For their eleventh studio album, The Circle, Bon Jovi beef up the Rock quotient but largely stay the course that they’ve charted in the new millennium; anthemic songs about the tribulation and triumph of everyday life, big sing-along choruses, crunchy guitars, a thunderous rhythm section. A good deal of The Circle is boilerplate Bon Jovi, whether bombastic (“We Weren’t Born to Follow,” “Work for the Working Man,” “Thorn in My Side”) or balladic (“Live Before You Die,” “Happy Now,” “Learn to Love”), but “Bullet” finds Bon Jovi pushing into Metal territory with a murderous guitar presence and a tribal rhythm.
The band might not be breaking any new ground with The Circle, but Bon Jovi knows what resonates with its fans and that formula has worked for them since Ronald Reagan’s first term. Who’s to argue with a band who’s seen a million faces and rocked them all?
Compilations of B-sides and rarities are problematic in general, as they’re commonly populated with session cast-offs that were rejected for the album but deemed good enough to flesh out a single. And the idea of collecting scattered lesser material in one place to hoover up fans’ money, a second time in most cases, is the thing that’s tarnished the concept most of all.
Given the slavish nature of Morrissey fandom, it seems unlikely that many of the songs on Swords have escaped the attention of the most faithful, particularly considering that the album’s 18 tracks span just the past three albums (You Are the Quarry, Ringleader of the Tormentors and Years of Refusal) and five years. For the casual Morrissey fan, Swords is a fascinating document on two levels; as proof of Morrissey’s continuing strength since his 2004 “comeback,” and as evidence that Moz’s B-side material carries as much weight as his album tracks.

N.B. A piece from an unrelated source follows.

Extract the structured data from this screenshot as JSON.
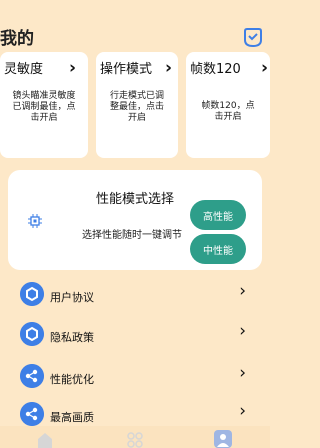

Whether it’s the neo-psychedelic Pop of “Good Looking Man About Town” or the epic guitar-sparked synth Pop balladeering of the Middle Eastern tinged “Ganglord” or the Bowie/Eno romantic Pop swell of “The Never-Played Symphonies,” Swords is populated with amazingly powerful songs that would have been standouts on the albums from which they were left off. Like the best of Morrissey’s catalog, Swords exhibits his musical power and range, his wryly serious humor (“Don’t Make Fun of My Voice,” “If You Don’t Like Me, Don’t Look at Me”) and his casual lyrical profundity (from “Christian-Dior”: “Drawn to what scares me and scared of what bores me/Years alone will never be returned.”).
Swords has all the appeal of Morrissey’s last three releases while offering hardcore fans two clear enticements — the convenience of having all the single tracks on one album and the limited edition eight-song live album which will accompany the album’s early pressings.